Une grosse opération de nettoyage est en cours puisque les machines ont toutes été mises off-line pour analyse. Les autorités (haha) américaines et européennes ont été prévenues. Toutes les machines de kernel.org vont être réinstallées. Les 448 utilisateurs de ces machines vont devoir changer de mots de passes et/où de clé SSH.  Et enfin tous les fichiers composant le noyau linux sont analysés, ainsi que les tarballs pour s'assurer qu'aucune modification n'y a été effectuée.
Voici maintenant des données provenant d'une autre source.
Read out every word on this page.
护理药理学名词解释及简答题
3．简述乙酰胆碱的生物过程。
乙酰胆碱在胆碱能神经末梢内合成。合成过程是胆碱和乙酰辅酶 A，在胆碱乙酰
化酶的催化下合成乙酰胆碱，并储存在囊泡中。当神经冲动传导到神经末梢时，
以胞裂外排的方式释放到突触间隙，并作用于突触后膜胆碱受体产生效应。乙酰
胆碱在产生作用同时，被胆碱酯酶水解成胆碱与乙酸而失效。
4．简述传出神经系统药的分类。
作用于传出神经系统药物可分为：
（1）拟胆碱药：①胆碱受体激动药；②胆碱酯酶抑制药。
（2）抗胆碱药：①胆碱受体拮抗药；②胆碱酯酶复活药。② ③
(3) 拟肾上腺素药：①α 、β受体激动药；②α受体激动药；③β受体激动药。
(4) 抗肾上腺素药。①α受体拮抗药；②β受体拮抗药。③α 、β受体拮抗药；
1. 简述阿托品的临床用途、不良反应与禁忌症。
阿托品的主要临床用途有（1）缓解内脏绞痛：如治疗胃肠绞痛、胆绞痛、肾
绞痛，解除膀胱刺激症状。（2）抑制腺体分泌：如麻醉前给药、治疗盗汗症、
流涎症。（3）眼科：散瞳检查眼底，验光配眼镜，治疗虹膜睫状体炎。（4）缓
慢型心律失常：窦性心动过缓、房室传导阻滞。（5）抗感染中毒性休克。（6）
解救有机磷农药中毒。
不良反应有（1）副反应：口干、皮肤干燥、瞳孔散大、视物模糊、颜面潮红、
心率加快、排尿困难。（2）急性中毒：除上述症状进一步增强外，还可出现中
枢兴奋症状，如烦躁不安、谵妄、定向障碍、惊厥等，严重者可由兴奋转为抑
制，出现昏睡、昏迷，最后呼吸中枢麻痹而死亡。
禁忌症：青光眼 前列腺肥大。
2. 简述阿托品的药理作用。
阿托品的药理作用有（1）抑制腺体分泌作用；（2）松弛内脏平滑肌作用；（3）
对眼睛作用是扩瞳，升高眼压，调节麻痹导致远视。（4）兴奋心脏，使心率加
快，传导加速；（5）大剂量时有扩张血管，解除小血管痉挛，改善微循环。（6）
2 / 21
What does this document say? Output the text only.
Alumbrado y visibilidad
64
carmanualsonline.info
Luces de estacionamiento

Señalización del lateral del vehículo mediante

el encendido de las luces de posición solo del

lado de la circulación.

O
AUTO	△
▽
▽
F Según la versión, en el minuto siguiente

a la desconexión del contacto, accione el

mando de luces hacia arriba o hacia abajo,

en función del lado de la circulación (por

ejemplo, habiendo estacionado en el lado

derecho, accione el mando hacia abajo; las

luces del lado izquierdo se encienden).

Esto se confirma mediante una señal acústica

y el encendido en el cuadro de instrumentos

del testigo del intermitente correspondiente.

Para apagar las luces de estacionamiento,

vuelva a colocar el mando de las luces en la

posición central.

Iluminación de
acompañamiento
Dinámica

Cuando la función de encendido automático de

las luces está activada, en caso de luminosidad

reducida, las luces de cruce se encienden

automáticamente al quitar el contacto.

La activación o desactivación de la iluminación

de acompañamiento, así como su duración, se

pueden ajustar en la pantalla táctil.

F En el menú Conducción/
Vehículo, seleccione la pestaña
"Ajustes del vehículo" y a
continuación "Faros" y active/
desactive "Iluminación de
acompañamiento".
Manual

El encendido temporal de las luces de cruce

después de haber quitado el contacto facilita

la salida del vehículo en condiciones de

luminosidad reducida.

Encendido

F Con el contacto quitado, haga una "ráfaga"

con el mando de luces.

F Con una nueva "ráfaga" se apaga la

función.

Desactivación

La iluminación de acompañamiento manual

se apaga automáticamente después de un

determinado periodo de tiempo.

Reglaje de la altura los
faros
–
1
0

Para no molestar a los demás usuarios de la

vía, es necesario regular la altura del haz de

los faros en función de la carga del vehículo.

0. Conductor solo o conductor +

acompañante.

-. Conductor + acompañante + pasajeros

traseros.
Le message d'alerte termine sur une note positive en indiquant que l'attaque est inutile car le mode de développement de liux est basé sur git. Git calcule un hash SHA-1 de chacun des fichiers composant l'arbre des sources. Il n'est donc pas possible de modifier un de ces fichiers, et donc l'attaquant n'a pas de possibilités de "trojaniser" un noyau linux qui sera diffusé par la suite. Un deuxième avantage lié au mode de développement décentralisé de linux fait qu'il existe une quantité innombrable de duplicata de ces sources, permettant ainsi de détecter le changement entre deux versions. Le message termine par ces mots "(we) are confident that our systems, specifically git, have excellent desgin to prevent real damage from these types of attacks".

Dans un sens, oui, ils ont raison, mais je ne suis pas rassuré pour autant. Je ne suis pas développeur, je n'utilise donc pas git, je ne peux donc pas compter sur son mécanisme de checksums élaboré. Je télécharge mes noyaux en tar.bz2 sur un des mirroirs cités plus haut en vérifiant sa signature. Et la vérification de signature, http://www.kernel.org/signature.html, le dit bien: "This signature does not guarantee that the Linux Kernel Archives master site itself has not been compromised.". Donc à l'heure actuelle, je ne vais sûrement pas télécharger de noyaux :-) Le second point qui m'inquiète toujours un peu dans ce genre de compromissions c'est le flou artistique (apache, redhat) qui entoure la compromission. La communication est toute à leur honneur et est je pense essentielle. Néanmoins, j'aimerai également (vœu pieux) un gros travail de communication rétroactif une fois la crise passé pour pouvoir prendre le temps d'analyser cette compromission à froid.

EDIT: les serveurs ne sont toujours pas remontés. Linux Torvalds a choisi de migrer l'arbre des sources sur github.